3. Moldauer Already Has Multiple International Medals
Moldauer made his World Championship debut at the 2017 World Championships in Montreal, Canada. Although he finished seventh in the all-around event, he took home a bronze medal in the floor exercise.
That same year at the American Cup — a FIG World Cup event in Newark, New Jersey — he won the all-around championship. He would accomplish the same feat two more times, at the 2018 event in Chicago and the 2019 event in Greensboro, North Carolina.
The Tokyo Olympics will be his first shot at gold on the biggest stage of international competition.
4. He’s Determined to Put Team USA Back on the Podium
It has been 13 years since the Americans have medaled in the team event, winning bronze at 2008 Olympics in Beijing. It’s been even longer since Team USA won the all-around title at the 1984 Games in Los Angeles. But Moldauer is intent on reclaiming his country’s lost glory.

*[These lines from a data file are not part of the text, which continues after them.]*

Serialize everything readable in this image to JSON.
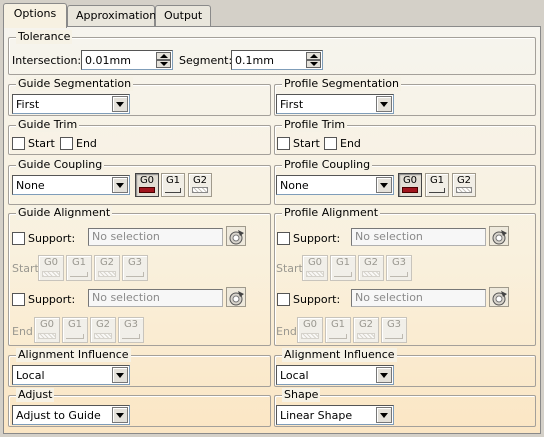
{
  "tabs": {
    "options": "Options",
    "approximation": "Approximation",
    "output": "Output"
  },
  "tolerance": {
    "title": "Tolerance",
    "intersection_label": "Intersection:",
    "intersection_value": "0.01mm",
    "segment_label": "Segment:",
    "segment_value": "0.1mm"
  },
  "guide": {
    "segmentation": {
      "title": "Guide Segmentation",
      "value": "First"
    },
    "trim": {
      "title": "Guide Trim",
      "start": "Start",
      "end": "End"
    },
    "coupling": {
      "title": "Guide Coupling",
      "value": "None",
      "g0": "G0",
      "g1": "G1",
      "g2": "G2"
    },
    "alignment": {
      "title": "Guide Alignment",
      "support_label": "Support:",
      "no_selection": "No selection",
      "start_label": "Start",
      "end_label": "End",
      "g0": "G0",
      "g1": "G1",
      "g2": "G2",
      "g3": "G3"
    },
    "influence": {
      "title": "Alignment Influence",
      "value": "Local"
    },
    "adjust": {
      "title": "Adjust",
      "value": "Adjust to Guide"
    }
  },
  "profile": {
    "segmentation": {
      "title": "Profile Segmentation",
      "value": "First"
    },
    "trim": {
      "title": "Profile Trim",
      "start": "Start",
      "end": "End"
    },
    "coupling": {
      "title": "Profile Coupling",
      "value": "None",
      "g0": "G0",
      "g1": "G1",
      "g2": "G2"
    },
    "alignment": {
      "title": "Profile Alignment",
      "support_label": "Support:",
      "no_selection": "No selection",
      "start_label": "Start",
      "end_label": "End",
      "g0": "G0",
      "g1": "G1",
      "g2": "G2",
      "g3": "G3"
    },
    "influence": {
      "title": "Alignment Influence",
      "value": "Local"
    },
    "shape": {
      "title": "Shape",
      "value": "Linear Shape"
    }
  },
  "icons": {
    "dropdown": "chevron-down-icon",
    "spinner": "spin-arrows-icon",
    "selection": "select-element-icon"
  },
  "colors": {
    "g0_swatch": "#a0141c",
    "panel_gradient_end": "#fbe6c4"
  }
}
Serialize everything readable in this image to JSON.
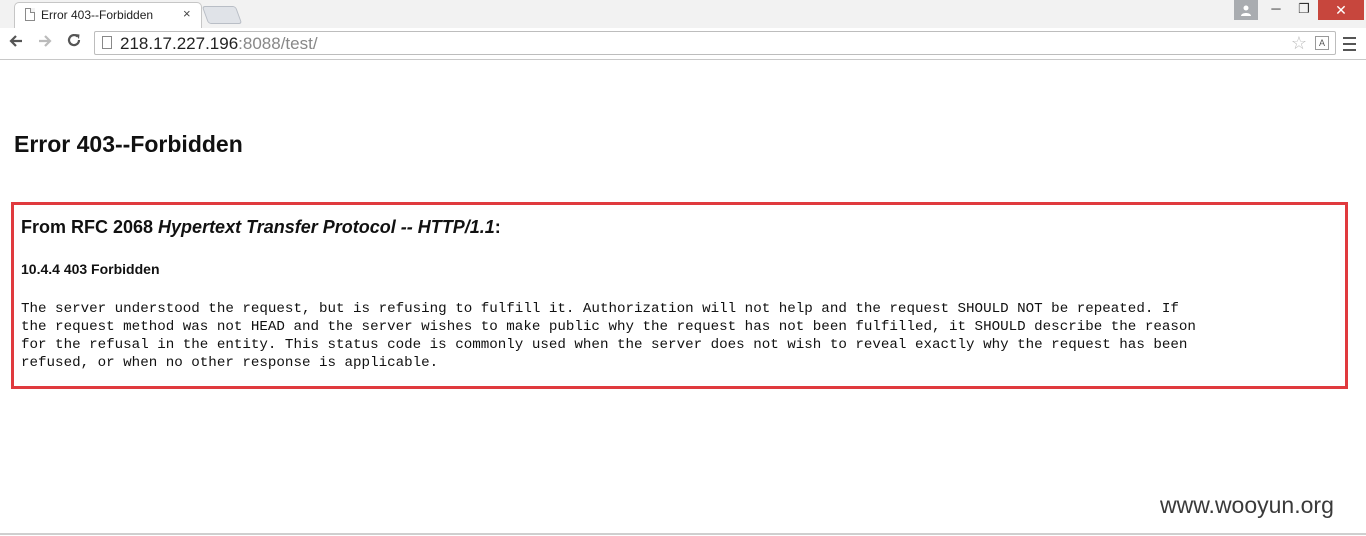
{
  "browser": {
    "tab_title": "Error 403--Forbidden",
    "tab_close": "×",
    "url_host": "218.17.227.196",
    "url_rest": ":8088/test/",
    "window_controls": {
      "minimize": "─",
      "maximize": "❐",
      "close": "✕"
    },
    "icons": [
      "page-icon",
      "back-arrow-icon",
      "forward-arrow-icon",
      "reload-icon",
      "star-icon",
      "extension-icon",
      "menu-icon",
      "profile-icon"
    ]
  },
  "page": {
    "title": "Error 403--Forbidden",
    "rfc_heading_prefix": "From RFC 2068 ",
    "rfc_heading_italic": "Hypertext Transfer Protocol -- HTTP/1.1",
    "rfc_heading_suffix": ":",
    "section_title": "10.4.4 403 Forbidden",
    "body_lines": [
      "The server understood the request, but is refusing to fulfill it. Authorization will not help and the request SHOULD NOT be repeated. If",
      "the request method was not HEAD and the server wishes to make public why the request has not been fulfilled, it SHOULD describe the reason",
      "for the refusal in the entity. This status code is commonly used when the server does not wish to reveal exactly why the request has been",
      "refused, or when no other response is applicable."
    ],
    "highlight_color": "#e03a3e"
  },
  "watermark": "www.wooyun.org"
}
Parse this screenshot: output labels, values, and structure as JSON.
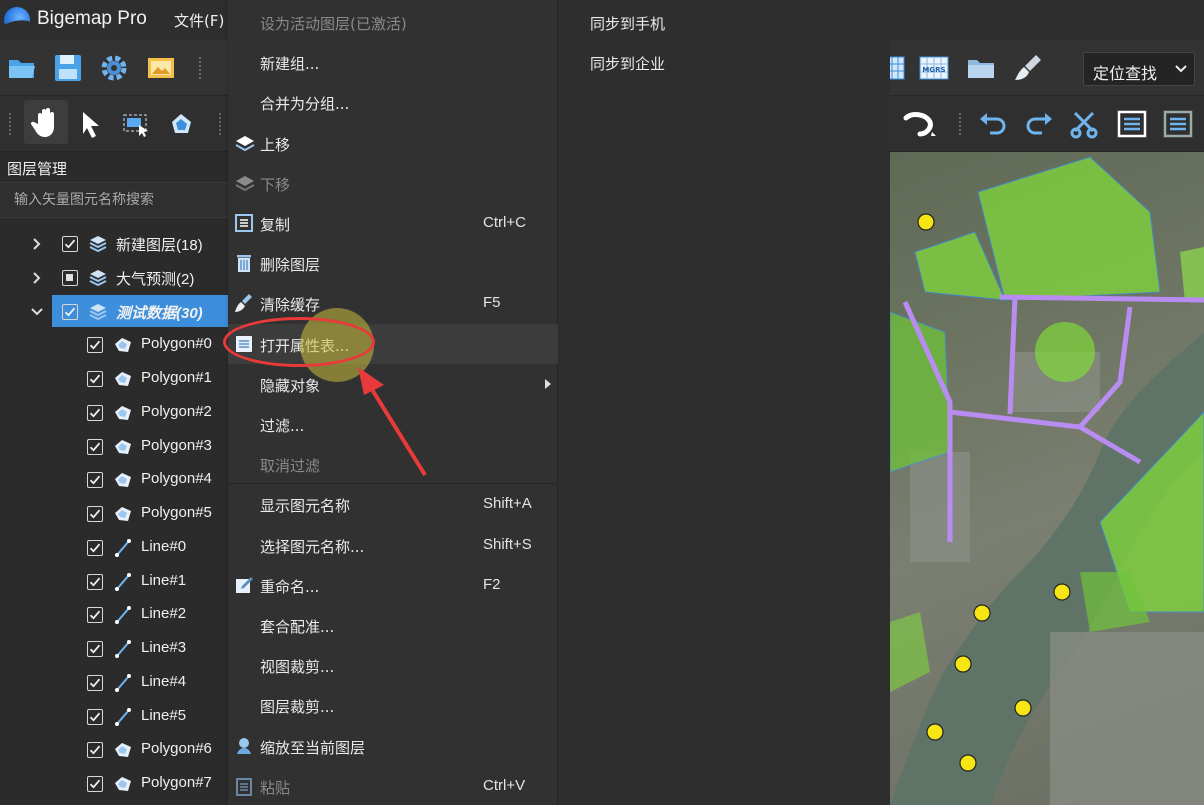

“You look at most other countries, and gymnastics is in the top five sports,” Moldauer told The Athletic. “Their athletes get paid thousands and thousands of dollars. In the U.S., we’re just lacking that a little bit. I’ve always just had this theory that all it takes is to bring back hardware, and that is my No. 1 goal: bring back hardware for this country so gymnastics can be just as popular as the women’s side again.”
He added, “Ever since 2008, we haven’t been medaling, and the sport has kinda died out. If we can nail it, we can bring life back to the sport.”
5. Moldauer Has Spoken Out Against Anti-Asian Sentiment
Moldauer may spend his free time mixing music and working on cars and getting cool haircuts, as relayed by his Team USA bio, but he is also speaking out against hate.
Earlier this year, he recounted an incident to The Oklahoman in which a woman in a white Suburban pulled up next to him and yelled, “Go back to China.” He had experienced similar situations before, but given the current movements against injustice and racial inequality, he was taken aback by what transpired.
“It shouldn’t be normal,” he said. “Asian-Americans shouldn’t have to go through the name-calling, the stereotypes and the jokes.”